Freelance economy — Writing job posts on Upwork fell 30% after ChatGPT's release. More than half of businesses using freelancers in 2022 have stopped entirely. Business spending on labour marketplaces fell from 0.66% of total spend to 0.14%.

Commonwealth Bank (Australia) — Attempted to cut 45 customer service roles citing AI chatbots reducing call volume by 2,000 per week. Reversed the decision after union pressure when the AI "did not actually cut down the number of customers needing to speak to a human." A cautionary example of premature displacement.

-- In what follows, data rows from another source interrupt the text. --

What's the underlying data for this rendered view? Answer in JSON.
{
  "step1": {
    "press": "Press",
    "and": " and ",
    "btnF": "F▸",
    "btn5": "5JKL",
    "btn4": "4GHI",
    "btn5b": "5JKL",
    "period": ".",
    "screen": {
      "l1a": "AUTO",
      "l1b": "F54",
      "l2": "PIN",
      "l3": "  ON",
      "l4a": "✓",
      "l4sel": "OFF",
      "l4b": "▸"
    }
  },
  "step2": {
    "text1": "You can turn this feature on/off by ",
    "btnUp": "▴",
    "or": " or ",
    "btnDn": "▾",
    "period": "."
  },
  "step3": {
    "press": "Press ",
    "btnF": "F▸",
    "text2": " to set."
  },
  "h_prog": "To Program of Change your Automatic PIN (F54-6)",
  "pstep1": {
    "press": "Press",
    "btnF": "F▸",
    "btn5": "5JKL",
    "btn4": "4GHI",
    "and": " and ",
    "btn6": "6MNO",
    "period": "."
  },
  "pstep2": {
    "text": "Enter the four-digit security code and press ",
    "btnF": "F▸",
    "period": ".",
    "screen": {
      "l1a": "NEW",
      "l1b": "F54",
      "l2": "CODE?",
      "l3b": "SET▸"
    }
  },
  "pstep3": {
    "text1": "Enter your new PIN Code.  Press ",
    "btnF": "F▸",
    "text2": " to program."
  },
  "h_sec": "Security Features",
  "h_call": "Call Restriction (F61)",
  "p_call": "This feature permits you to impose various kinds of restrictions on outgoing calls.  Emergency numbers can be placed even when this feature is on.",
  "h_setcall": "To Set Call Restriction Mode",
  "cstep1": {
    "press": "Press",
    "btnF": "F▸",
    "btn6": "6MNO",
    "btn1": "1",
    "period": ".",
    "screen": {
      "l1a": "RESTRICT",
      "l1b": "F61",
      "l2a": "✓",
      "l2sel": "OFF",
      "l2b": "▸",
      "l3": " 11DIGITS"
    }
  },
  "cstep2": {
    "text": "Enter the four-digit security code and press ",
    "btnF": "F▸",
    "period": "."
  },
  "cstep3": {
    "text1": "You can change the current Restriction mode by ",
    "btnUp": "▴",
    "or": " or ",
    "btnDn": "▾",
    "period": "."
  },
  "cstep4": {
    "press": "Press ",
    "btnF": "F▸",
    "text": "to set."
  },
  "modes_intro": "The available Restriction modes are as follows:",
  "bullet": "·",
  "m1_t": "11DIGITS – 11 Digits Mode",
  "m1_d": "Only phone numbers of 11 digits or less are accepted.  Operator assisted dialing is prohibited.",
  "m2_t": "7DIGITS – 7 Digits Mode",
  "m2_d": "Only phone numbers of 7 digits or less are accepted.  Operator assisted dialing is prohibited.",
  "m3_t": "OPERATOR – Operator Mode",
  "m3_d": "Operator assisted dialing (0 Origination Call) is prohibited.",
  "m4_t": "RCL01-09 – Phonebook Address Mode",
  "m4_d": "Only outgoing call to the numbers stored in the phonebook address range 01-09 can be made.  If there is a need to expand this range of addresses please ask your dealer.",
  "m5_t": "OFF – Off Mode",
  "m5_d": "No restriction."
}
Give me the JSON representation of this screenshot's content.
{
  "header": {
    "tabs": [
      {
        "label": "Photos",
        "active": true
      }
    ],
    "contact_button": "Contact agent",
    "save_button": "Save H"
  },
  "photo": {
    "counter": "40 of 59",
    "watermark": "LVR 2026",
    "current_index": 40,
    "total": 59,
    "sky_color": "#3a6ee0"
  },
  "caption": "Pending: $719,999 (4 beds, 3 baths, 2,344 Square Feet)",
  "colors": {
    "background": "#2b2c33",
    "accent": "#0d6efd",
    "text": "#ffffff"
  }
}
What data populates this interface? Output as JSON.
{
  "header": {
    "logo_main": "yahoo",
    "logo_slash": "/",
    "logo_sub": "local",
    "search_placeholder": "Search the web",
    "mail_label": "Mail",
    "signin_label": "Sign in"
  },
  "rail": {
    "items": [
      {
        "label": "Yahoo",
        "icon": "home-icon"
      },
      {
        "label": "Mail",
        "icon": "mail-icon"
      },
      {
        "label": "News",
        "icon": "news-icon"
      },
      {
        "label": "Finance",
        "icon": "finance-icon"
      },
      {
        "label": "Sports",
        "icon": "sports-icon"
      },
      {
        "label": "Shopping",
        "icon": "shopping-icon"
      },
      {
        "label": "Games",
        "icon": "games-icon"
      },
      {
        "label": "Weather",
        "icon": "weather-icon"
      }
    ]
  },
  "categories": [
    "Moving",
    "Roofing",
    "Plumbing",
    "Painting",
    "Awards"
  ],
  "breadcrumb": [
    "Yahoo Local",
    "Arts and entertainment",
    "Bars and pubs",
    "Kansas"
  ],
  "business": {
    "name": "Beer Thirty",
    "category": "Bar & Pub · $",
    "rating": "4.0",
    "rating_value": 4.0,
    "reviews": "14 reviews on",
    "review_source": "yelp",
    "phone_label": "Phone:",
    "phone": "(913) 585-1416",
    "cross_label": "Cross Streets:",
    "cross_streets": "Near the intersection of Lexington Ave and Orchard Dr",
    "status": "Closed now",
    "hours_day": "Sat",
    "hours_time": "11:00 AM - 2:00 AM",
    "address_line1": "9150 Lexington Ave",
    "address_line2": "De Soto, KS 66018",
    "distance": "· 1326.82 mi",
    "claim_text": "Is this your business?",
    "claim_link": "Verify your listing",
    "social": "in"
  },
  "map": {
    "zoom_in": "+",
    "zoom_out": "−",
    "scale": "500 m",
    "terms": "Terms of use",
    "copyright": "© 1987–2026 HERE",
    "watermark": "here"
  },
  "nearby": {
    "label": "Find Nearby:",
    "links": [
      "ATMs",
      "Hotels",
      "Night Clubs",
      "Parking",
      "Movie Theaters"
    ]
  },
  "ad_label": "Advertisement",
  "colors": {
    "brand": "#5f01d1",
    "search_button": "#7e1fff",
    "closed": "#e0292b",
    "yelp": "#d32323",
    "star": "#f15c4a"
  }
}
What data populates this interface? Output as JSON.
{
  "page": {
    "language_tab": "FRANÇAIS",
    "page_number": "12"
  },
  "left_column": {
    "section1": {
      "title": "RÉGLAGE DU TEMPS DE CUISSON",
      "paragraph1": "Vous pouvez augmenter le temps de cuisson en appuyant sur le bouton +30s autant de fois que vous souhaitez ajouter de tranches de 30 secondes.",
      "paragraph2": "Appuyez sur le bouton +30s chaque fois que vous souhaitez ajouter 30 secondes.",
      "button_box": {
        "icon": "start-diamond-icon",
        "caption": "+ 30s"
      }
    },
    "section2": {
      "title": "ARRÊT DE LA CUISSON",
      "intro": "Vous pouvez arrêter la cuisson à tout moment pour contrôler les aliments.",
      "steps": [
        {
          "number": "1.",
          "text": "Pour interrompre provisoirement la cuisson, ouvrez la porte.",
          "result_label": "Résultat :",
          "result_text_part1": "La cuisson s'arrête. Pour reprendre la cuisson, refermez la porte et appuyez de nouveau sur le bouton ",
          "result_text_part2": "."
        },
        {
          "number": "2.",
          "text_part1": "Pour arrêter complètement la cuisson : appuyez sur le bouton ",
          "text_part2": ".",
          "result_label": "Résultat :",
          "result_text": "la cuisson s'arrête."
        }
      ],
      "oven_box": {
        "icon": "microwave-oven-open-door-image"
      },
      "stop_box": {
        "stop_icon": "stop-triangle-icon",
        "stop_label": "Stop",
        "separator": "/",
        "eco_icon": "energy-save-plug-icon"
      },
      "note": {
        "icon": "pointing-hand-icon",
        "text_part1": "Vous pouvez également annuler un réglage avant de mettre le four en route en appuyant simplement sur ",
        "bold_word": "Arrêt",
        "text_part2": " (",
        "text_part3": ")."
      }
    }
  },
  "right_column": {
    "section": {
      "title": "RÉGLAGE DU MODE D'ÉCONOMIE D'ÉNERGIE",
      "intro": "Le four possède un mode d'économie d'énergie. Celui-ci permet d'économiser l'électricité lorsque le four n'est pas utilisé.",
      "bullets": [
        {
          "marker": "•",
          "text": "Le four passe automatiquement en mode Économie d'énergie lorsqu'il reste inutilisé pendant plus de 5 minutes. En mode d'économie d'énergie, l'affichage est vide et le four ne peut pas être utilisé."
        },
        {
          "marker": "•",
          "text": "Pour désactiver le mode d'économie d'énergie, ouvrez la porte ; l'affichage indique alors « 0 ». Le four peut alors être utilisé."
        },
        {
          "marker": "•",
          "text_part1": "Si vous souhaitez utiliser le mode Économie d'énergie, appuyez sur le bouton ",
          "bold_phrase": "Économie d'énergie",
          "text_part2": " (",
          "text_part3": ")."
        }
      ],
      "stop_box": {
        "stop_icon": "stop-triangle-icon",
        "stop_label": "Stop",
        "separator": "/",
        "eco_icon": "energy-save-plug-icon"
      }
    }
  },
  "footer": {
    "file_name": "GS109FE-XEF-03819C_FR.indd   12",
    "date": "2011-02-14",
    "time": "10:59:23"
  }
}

Questions for contributors

  1. What NZ-specific displacement data are we missing? The RBNZ 2026 analytical note likely contains occupation-level breakdowns — has anyone accessed the full paper?
  2. Which NZ companies are actively reducing headcount due to AI but not announcing it publicly?
  3. How are NZ unions responding to AI-driven restructuring? What protections are they negotiating?